In practice, an α-balanced variant of the focal loss
FL(pt) = −αt(1−pt)^γ log(pt).
In practice, as default binary classification models are initialized to have equal probability of outputting either y = −1 or 1, in the presence of class imbalance, the loss DUE TO the frequent class can dominate total loss and cause instability in early training.
To counter this, introduce the concept of a ‘prior’ for the value of p estimated by the model for the rare class (foreground) at the start of training. denote the prior by π and set it so that the model’s estimated p for examples of the rare class is low, e.g. 0.01.

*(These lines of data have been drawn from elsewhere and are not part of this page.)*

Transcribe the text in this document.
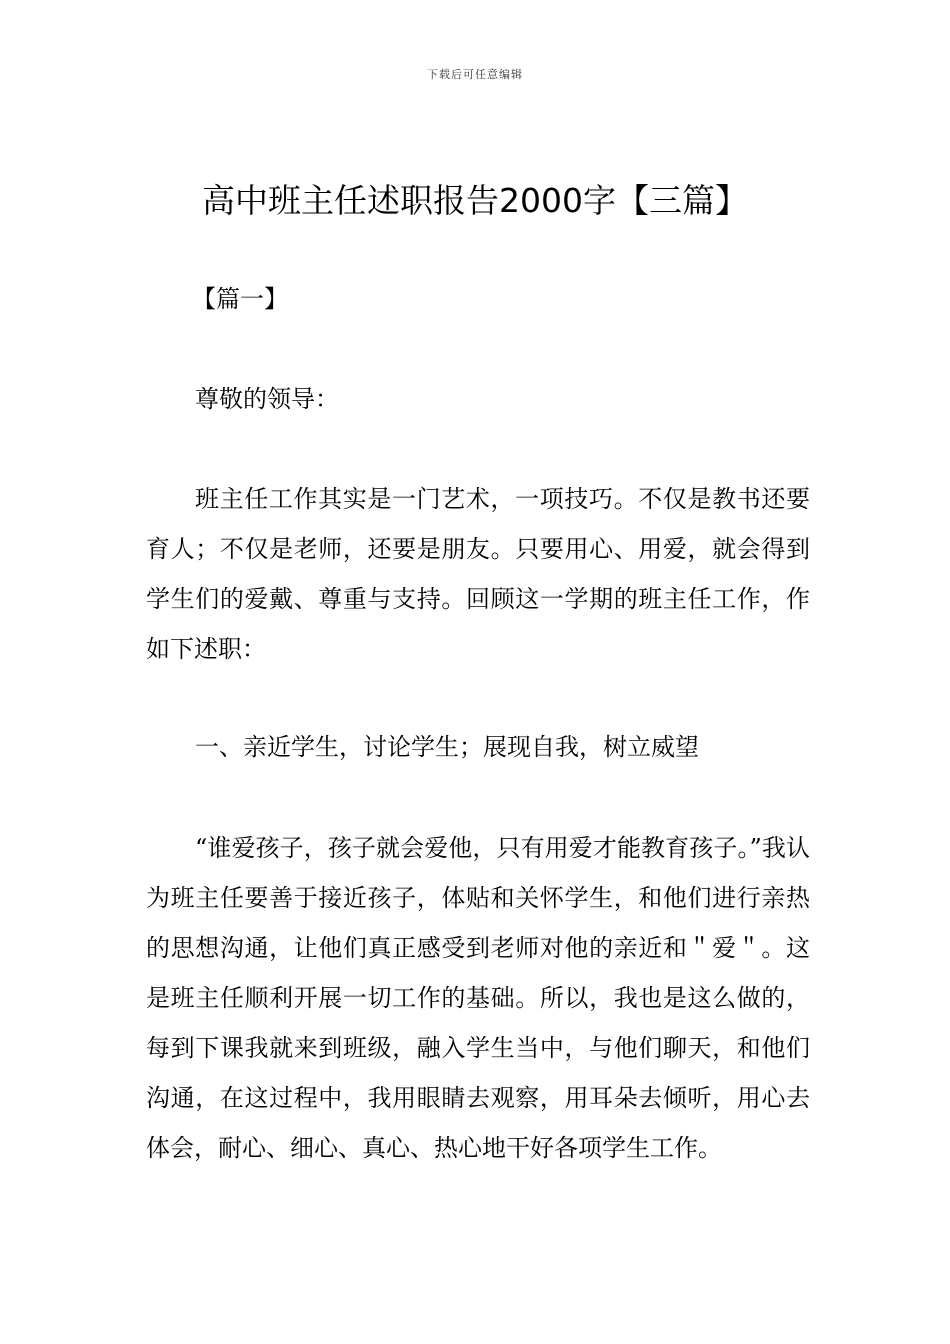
下载后可任意编辑
高中班主任述职报告2000字【三篇】
【篇一】
尊敬的领导：

班主任工作其实是一门艺术，一项技巧。不仅是教书还要育人；不仅是老师，还要是朋友。只要用心、用爱，就会得到学生们的爱戴、尊重与支持。回顾这一学期的班主任工作，作如下述职：

一、亲近学生，讨论学生；展现自我，树立威望

“谁爱孩子，孩子就会爱他，只有用爱才能教育孩子。”我认为班主任要善于接近孩子，体贴和关怀学生，和他们进行亲热的思想沟通，让他们真正感受到老师对他的亲近和＂爱＂。这是班主任顺利开展一切工作的基础。所以，我也是这么做的，每到下课我就来到班级，融入学生当中，与他们聊天，和他们沟通，在这过程中，我用眼睛去观察，用耳朵去倾听，用心去体会，耐心、细心、真心、热心地干好各项学生工作。
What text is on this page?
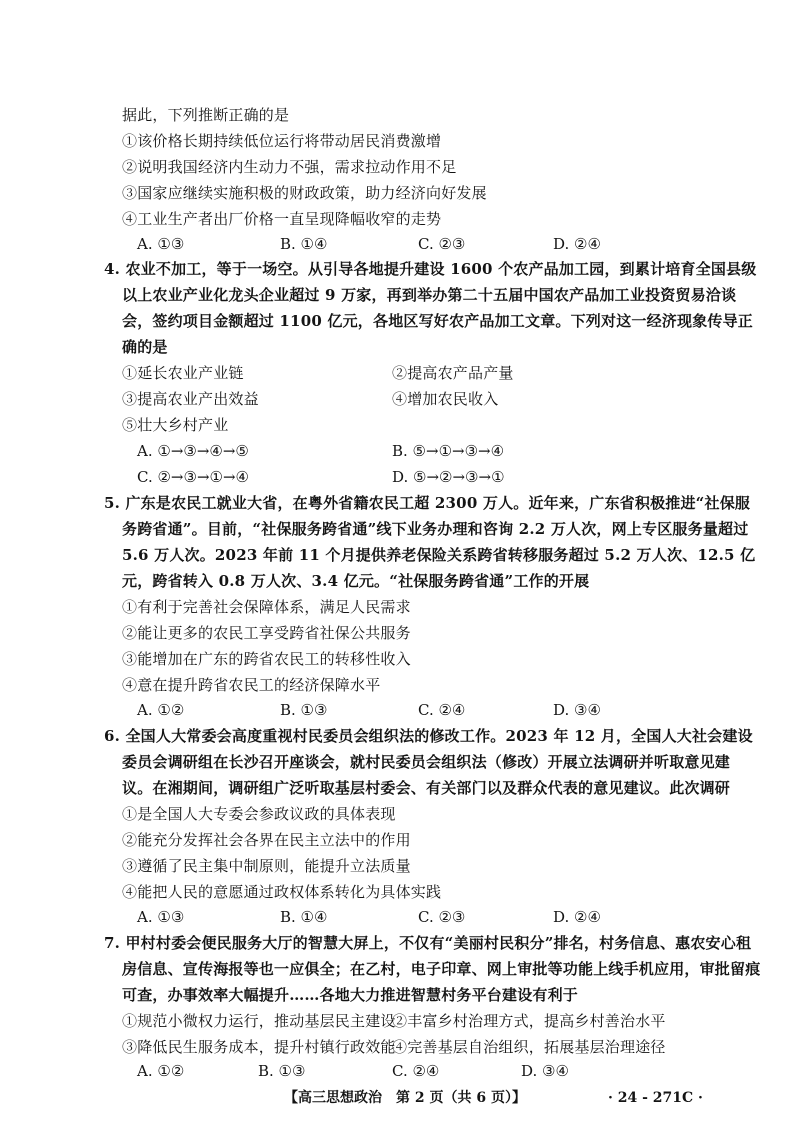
据此，下列推断正确的是
①该价格长期持续低位运行将带动居民消费激增
②说明我国经济内生动力不强，需求拉动作用不足
③国家应继续实施积极的财政政策，助力经济向好发展
④工业生产者出厂价格一直呈现降幅收窄的走势
A. ①③	B. ①④	C. ②③	D. ②④
4. 农业不加工，等于一场空。从引导各地提升建设 1600 个农产品加工园，到累计培育全国县级
以上农业产业化龙头企业超过 9 万家，再到举办第二十五届中国农产品加工业投资贸易洽谈
会，签约项目金额超过 1100 亿元，各地区写好农产品加工文章。下列对这一经济现象传导正
确的是
①延长农业产业链	②提高农产品产量
③提高农业产出效益	④增加农民收入
⑤壮大乡村产业
A. ①→③→④→⑤	B. ⑤→①→③→④
C. ②→③→①→④	D. ⑤→②→③→①
5. 广东是农民工就业大省，在粤外省籍农民工超 2300 万人。近年来，广东省积极推进“社保服
务跨省通”。目前，“社保服务跨省通”线下业务办理和咨询 2.2 万人次，网上专区服务量超过
5.6 万人次。2023 年前 11 个月提供养老保险关系跨省转移服务超过 5.2 万人次、12.5 亿
元，跨省转入 0.8 万人次、3.4 亿元。“社保服务跨省通”工作的开展
①有利于完善社会保障体系，满足人民需求
②能让更多的农民工享受跨省社保公共服务
③能增加在广东的跨省农民工的转移性收入
④意在提升跨省农民工的经济保障水平
A. ①②	B. ①③	C. ②④	D. ③④
6. 全国人大常委会高度重视村民委员会组织法的修改工作。2023 年 12 月，全国人大社会建设
委员会调研组在长沙召开座谈会，就村民委员会组织法（修改）开展立法调研并听取意见建
议。在湘期间，调研组广泛听取基层村委会、有关部门以及群众代表的意见建议。此次调研
①是全国人大专委会参政议政的具体表现
②能充分发挥社会各界在民主立法中的作用
③遵循了民主集中制原则，能提升立法质量
④能把人民的意愿通过政权体系转化为具体实践
A. ①③	B. ①④	C. ②③	D. ②④
7. 甲村村委会便民服务大厅的智慧大屏上，不仅有“美丽村民积分”排名，村务信息、惠农安心租
房信息、宣传海报等也一应俱全；在乙村，电子印章、网上审批等功能上线手机应用，审批留痕
可查，办事效率大幅提升……各地大力推进智慧村务平台建设有利于
①规范小微权力运行，推动基层民主建设
②丰富乡村治理方式，提高乡村善治水平
③降低民生服务成本，提升村镇行政效能
④完善基层自治组织，拓展基层治理途径
A. ①②	B. ①③	C. ②④	D. ③④
【高三思想政治　第 2 页（共 6 页）】	· 24 - 271C ·
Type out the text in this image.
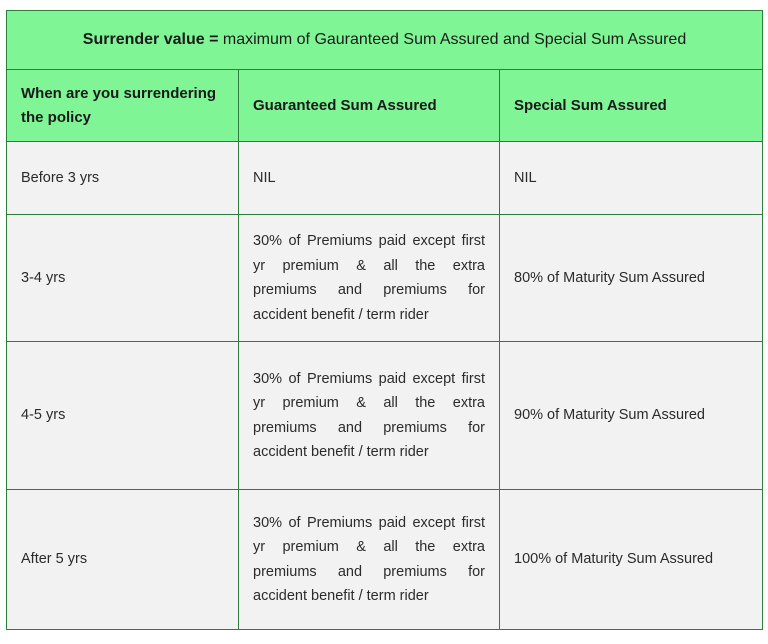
Surrender value = maximum of Gauranteed Sum Assured and Special Sum Assured		
When are you surrendering the policy	Guaranteed Sum Assured	Special Sum Assured
Before 3 yrs	NIL	NIL
3-4 yrs	30% of Premiums paid except first yr premium & all the extra premiums and premiums for accident benefit / term rider	80% of Maturity Sum Assured
4-5 yrs	30% of Premiums paid except first yr premium & all the extra premiums and premiums for accident benefit / term rider	90% of Maturity Sum Assured
After 5 yrs	30% of Premiums paid except first yr premium & all the extra premiums and premiums for accident benefit / term rider	100% of Maturity Sum Assured
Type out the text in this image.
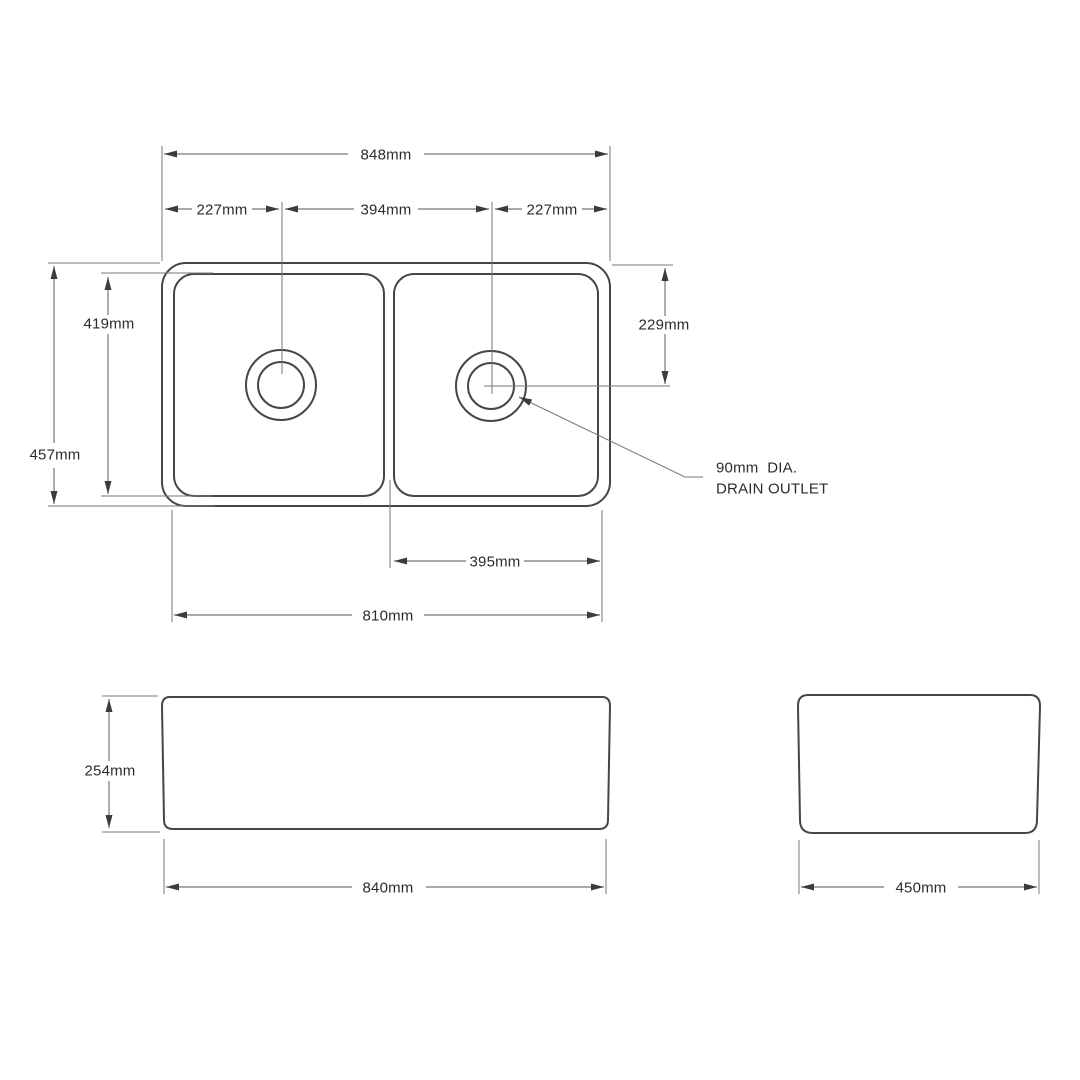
848mm
227mm	394mm	227mm
419mm
457mm
229mm
395mm
810mm
90mm  DIA.
DRAIN OUTLET
254mm
840mm	450mm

improve training stability for both the cross entropy and focal loss in the case of heavy class imbalance.
RetinaNet
Backbone Network: Feature Pyramid [‘pɪrəmɪd] Network
” Feature Pyramid Network augments a standard convolutional network with a top-down pathway and lateral connections so the network efficiently constructs a rich, multi-scale feature pyramid from a single resolution input image. Each level of the pyramid can be used for detecting objects at a different scale. FPN improves multi-scale predictions from fully convolutional networks (FCN).”
The one-stage RetinaNet network architecture uses a Feature Pyramid Network (FPN) backbone on top of a feedforward ResNet architecture (a) to generate a rich, multi-scale convolutional feature pyramid (b). To this backbone RetinaNet attaches two subnetworks:
Classification Subnet (for classifying anchor boxes (c))
“The classification subnet predicts the probability of object presence at each spatial position for each of the A anchors and K object classes. This subnet is a small FCN attached to each FPN level; parameters of this subnet are shared across all pyramid levels. Its design is simple. Taking an input feature map with C channels from a given pyramid level, the subnet applies four 3×3 conv layers, each with C filters and each followed by ReLU activations, followed by a 3×3 conv layer with KA filters. Finally sigmoid activations are attached.”
We found higher-level design decisions to be more important than specific values of hyperparameters.
Box Regression Subnet (for regressing from anchor boxes to ground-truth object boxes (d))
“In parallel with the object classification subnet, we attach another small FCN to each pyra- mid level for the purpose of regressing the offset from each anchor box to a nearby ground-truth object, if one exists. The design of the box regression subnet is identical to the classification subnet except that it terminates in 4A linear outputs per spatial location, see Figure 3 (d). For each of the A anchors per spatial location, these 4 outputs predict the relative offset between the anchor and the groundtruth box (we use the standard box parameterization from R- CNN). We note that unlike most recent work, we use a class-agnostic bounding box regressor which uses fewer parameters and we found to be equally effective. “
The object classification subnet and the box regression subnet sharing a common structure, use separate parameters.
Performance
There are two key-points in object detection evaluation, the one is average precision (AP) and the other is average recall (AR).
AR means how much objects we can find out, AP means how much objects is correctly predicted (right label for classification).
AP and AR are usually evaluated on different IoU threshold to validate the regression capability for object location. The larger IoU is, the more accurate regression needs.
AP and AR are also evaluated on different range of bounding box areas (small, middle, and large) to find the detail influences on the scale objects.